Whether you’re a professional teacher, a homeschooling parent, or simply an everyday parent wanting better for your children than “getting by,” there’s the question: How do I impress on my kids that learning is more than following instructions and memorizing facts?
It’s really not hard: children are born with the passion for discovery. Here are my Top Ten ways to help keep that passion alive.
Too many people equate “learning” with the traditional schoolroom image of being trapped for hours in a stuffy room with hard seats, listening to a teacher drone on. Make a point of using the word in more enjoyable contexts—and avoid the “it’s good for you” approach, which doesn’t work any better here than with overcooked vegetables.
Stock interesting books at child’s-eye-level. Hang colorful, age-appropriate infographics and motivational posters. Arrange things so the kids see, everywhere they turn, fascinating opportunities to pick up new ideas.
It’s a fact of life: everyone is drawn to certain topics, and your kids’ natural passions may not match what you think is important. Of course there are essential basics of knowledge, but make sure everyone also has access to books, multimedia, and project ideas they’ll use simply because they want to.
YMCAs, community centers, museums, and libraries always have classes and special programs on a wide variety of topics. Help your child find and sign up for something that fits their passions.
Speaking of libraries, there’s no better source for a near-endless source of media on thousands of topics. With modern online options, you don’t even have to leave home to access a pile of items three states away!
Don’t waste all your family’s television/video time on shallow news programs, mindless cartoons, or clichéd fiction.
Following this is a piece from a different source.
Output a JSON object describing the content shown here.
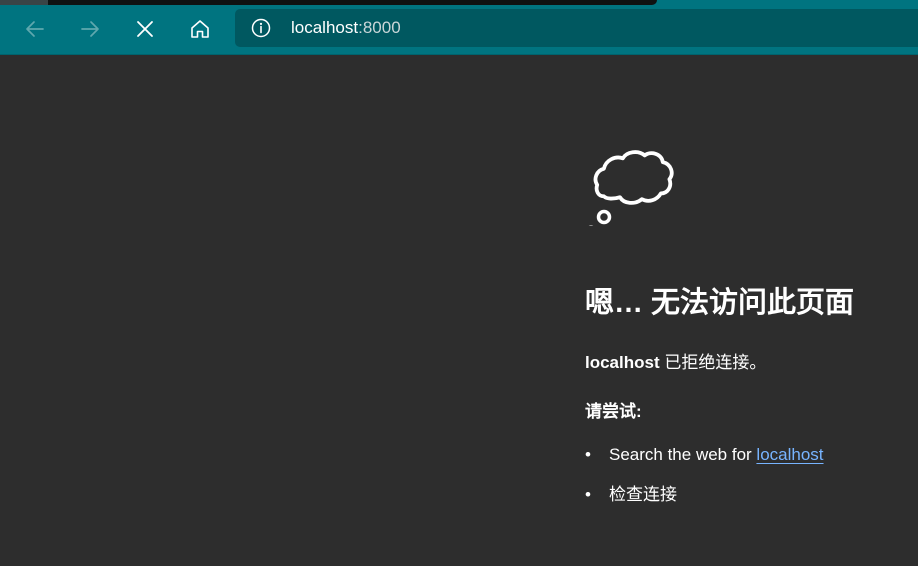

There are plenty of options—documentaries, dramatized classics, even some game shows—that are entertaining and informative.
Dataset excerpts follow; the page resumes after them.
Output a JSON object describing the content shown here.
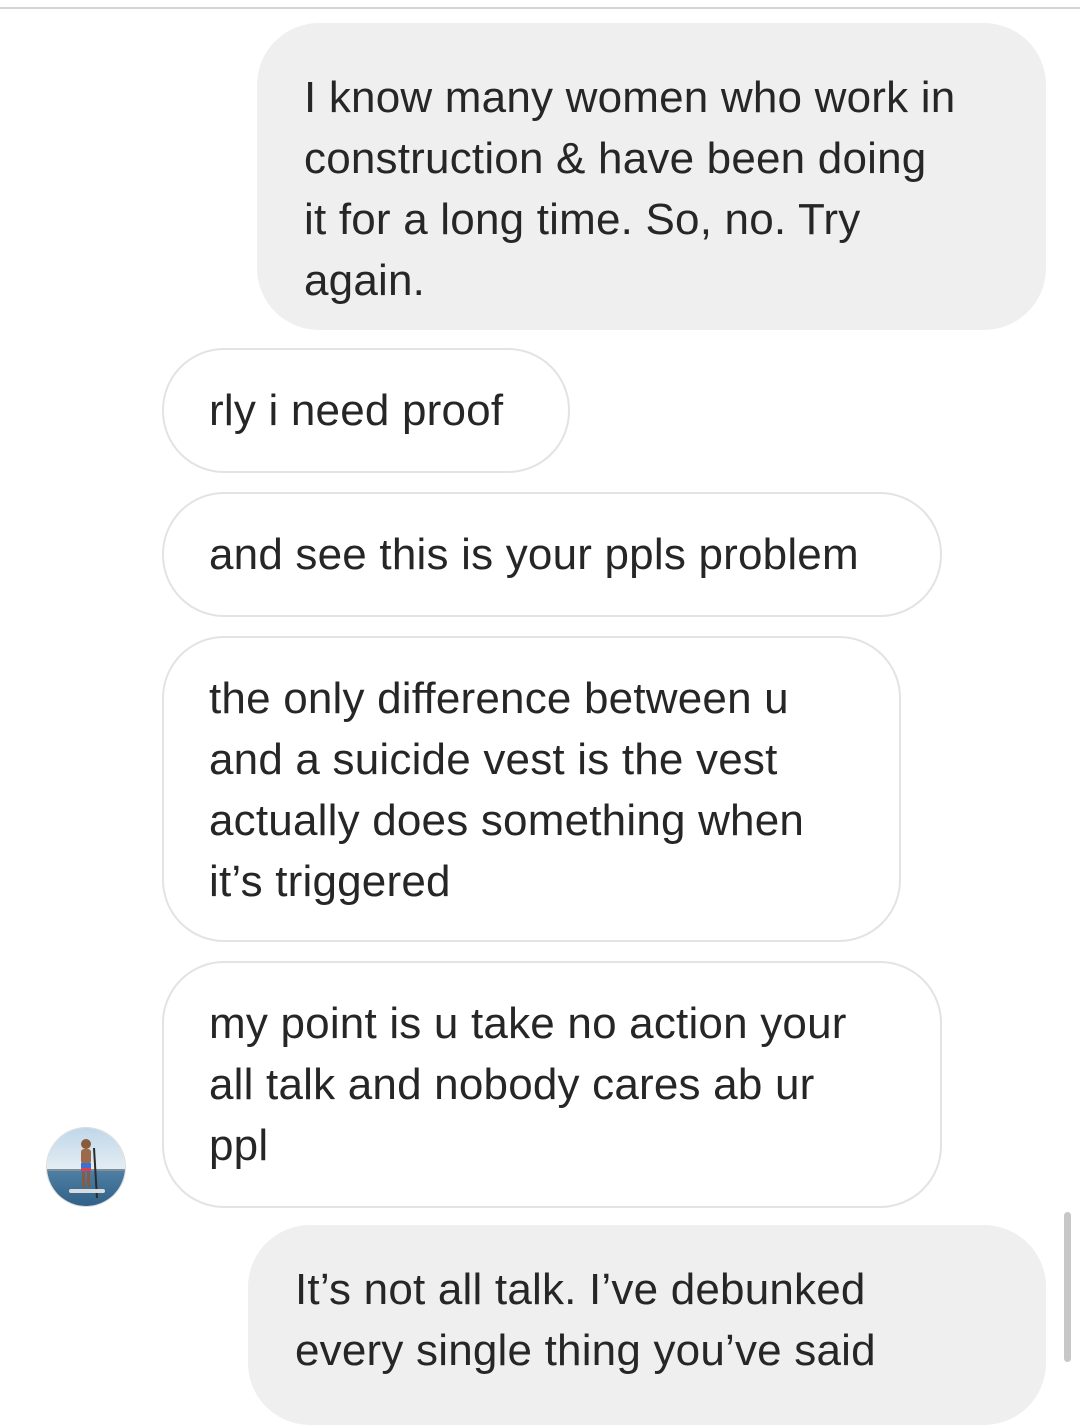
{
  "thread": {
    "messages": [
      {
        "direction": "sent",
        "text": "I know many women who work in\nconstruction & have been doing\nit for a long time. So, no. Try\nagain."
      },
      {
        "direction": "received",
        "text": "rly i need proof"
      },
      {
        "direction": "received",
        "text": "and see this is your ppls problem"
      },
      {
        "direction": "received",
        "text": "the only difference between u\nand a suicide vest is the vest\nactually does something when\nit’s triggered"
      },
      {
        "direction": "received",
        "text": "my point is u take no action your\nall talk and nobody cares ab ur\nppl"
      },
      {
        "direction": "sent",
        "text": "It’s not all talk. I’ve debunked\nevery single thing you’ve said"
      }
    ]
  },
  "colors": {
    "sent_bubble": "#efefef",
    "received_border": "#e3e3e3",
    "text": "#262626",
    "scrollbar": "#c7c7c7"
  },
  "icons": {
    "sender_avatar": "profile-photo-avatar"
  }
}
Some children learn effectively by reading and some by listening, but everyone needs hands-on activities to really contribute. Include regular creative projects (design, problem-solving, assembling) in curricula and/or family fun.
Even if your community is on health-quarantine lockdown, you can take the kids to a park, or walk around the block, to practice learning through observation. As a bonus, the exercise and change of scenery will help them stay in good physical condition—which also increases brainpower for effective learning.
Ask why they think leaves are green or what would be the best way to organize the closet. (Sometimes, children’s ideas are better than ours!) As they get older, encourage them to share what their peers are talking about and what’s new in pop culture or computers.
Adults as well as children should be lifelong learners. It’ll not only inspire the kids to stay on that track for life; it’ll keep your mind open and your skills sharp so you can be a better parent or teacher!